OPINION15 October 2014

Measuring satisfaction

Opinion

The term ‘customer satisfaction’ is used frequently by marketing professionals and other industries alike. We understand that keeping customers satisfied is important, but why is it important to measure this satisfaction, and how is the measuring done?

Brands measure customer satisfaction for many reasons. Purchase behaviour is the largest driver in customer satisfaction measurement need. Presumably, the more satisfied a customer is, the more brand loyal they will be. The more brand loyal they are, the higher sales will climb. This type of relationship creates a positive correlation between customer satisfaction and purchase behaviour. Measuring customer satisfaction in order to predict other variables is key.

Once a company has tangible statistics about how satisfied their customer base is, taking action towards positive brand changes is that much easier. If customers are highly satisfied with one domain of an organisation, i.e. 4G LTE service, but highly dissatisfied with dropped calls, marketers can identify customer concern and tailor ad campaigns, or new product launches to weaker brand areas.

Net Promoter Score

Net Promoter Score (NPS) which looks at the willingness of a customer to recommend this product or service to friends or relatives is frequently used.

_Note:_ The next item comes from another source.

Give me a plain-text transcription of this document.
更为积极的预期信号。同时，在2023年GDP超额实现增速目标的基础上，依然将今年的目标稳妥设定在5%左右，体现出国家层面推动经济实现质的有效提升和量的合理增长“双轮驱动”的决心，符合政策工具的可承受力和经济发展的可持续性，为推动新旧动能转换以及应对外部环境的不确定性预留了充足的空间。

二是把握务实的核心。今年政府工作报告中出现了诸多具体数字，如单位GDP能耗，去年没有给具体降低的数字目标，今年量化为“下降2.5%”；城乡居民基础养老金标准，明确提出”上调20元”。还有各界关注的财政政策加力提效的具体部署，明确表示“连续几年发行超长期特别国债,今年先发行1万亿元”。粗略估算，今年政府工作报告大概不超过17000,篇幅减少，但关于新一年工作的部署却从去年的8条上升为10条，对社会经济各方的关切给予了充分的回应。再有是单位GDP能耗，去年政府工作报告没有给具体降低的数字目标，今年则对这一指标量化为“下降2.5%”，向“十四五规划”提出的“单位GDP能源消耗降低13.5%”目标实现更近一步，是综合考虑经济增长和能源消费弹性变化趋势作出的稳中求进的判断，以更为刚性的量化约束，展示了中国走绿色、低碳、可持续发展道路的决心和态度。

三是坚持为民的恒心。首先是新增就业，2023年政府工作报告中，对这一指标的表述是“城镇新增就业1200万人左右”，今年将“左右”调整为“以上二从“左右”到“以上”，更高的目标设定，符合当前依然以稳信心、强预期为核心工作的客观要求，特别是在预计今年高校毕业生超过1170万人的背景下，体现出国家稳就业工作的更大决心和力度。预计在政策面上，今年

In addition to the NPS, companies may employ some sort of data tracking over time to measure customer satisfaction. Data tracking is primarily collected longitudinally and compared from year to year or advertisement to advertisement. Data tracking serves as a great way to compare product launches, advertising reach and customer data. Although these insights are valuable, they are hardly ever used to their full capacity.

Problems with measuring  

Most customer satisfaction measurement, including the NPS, is fundamentally flawed for several reasons:

  1. It isn’t actionable. We measure satisfaction, and in the case of NPS the likelihood of recommending, but then find out that most people don’t actually make recommendations.
  2. We don’t see differences in the data: most satisfaction measurement surveys include a range of ratings across a large number of metrics ( 30-50 items is common), using a Likert scale. However, our research suggests that only a fraction of the real-estate in a scale is used by a respondent – 80% of respondents use only one or two response items for 75% or more of questions. When everything is rated a three or four out of six, how do you know what needs improvement?
  3. It isn’t linked to cost data: the biggest problem is that all too often we only look at the statistical drivers of satisfaction, without an understanding of the cost to improve those services. The biggest drivers to improve often have the biggest cost to implement. We ignore improvements that can be leveraged with a better ROI – relatively inexpensive changes that produce a disproportionate amount of value.

These challenges are looked at in more detail, in Tim Glowa’s book Measuring Customer Satisfaction, along with how customer satisfaction research can be less descriptive and more actionable

1 Comment

6 years ago

Many CSat programmes force customers to provide ratings on everything. It is much more effective to allow customers to choose what they rate you on (and to 'hide' the rating scale so it doesn't look daunting). If customer's decide what to rate you on, it makes the customer's task easier, it means weakly-held views are not mixed up with strongly-held views and gives more relevant and actionable data since only the priority areas for the customer get measured.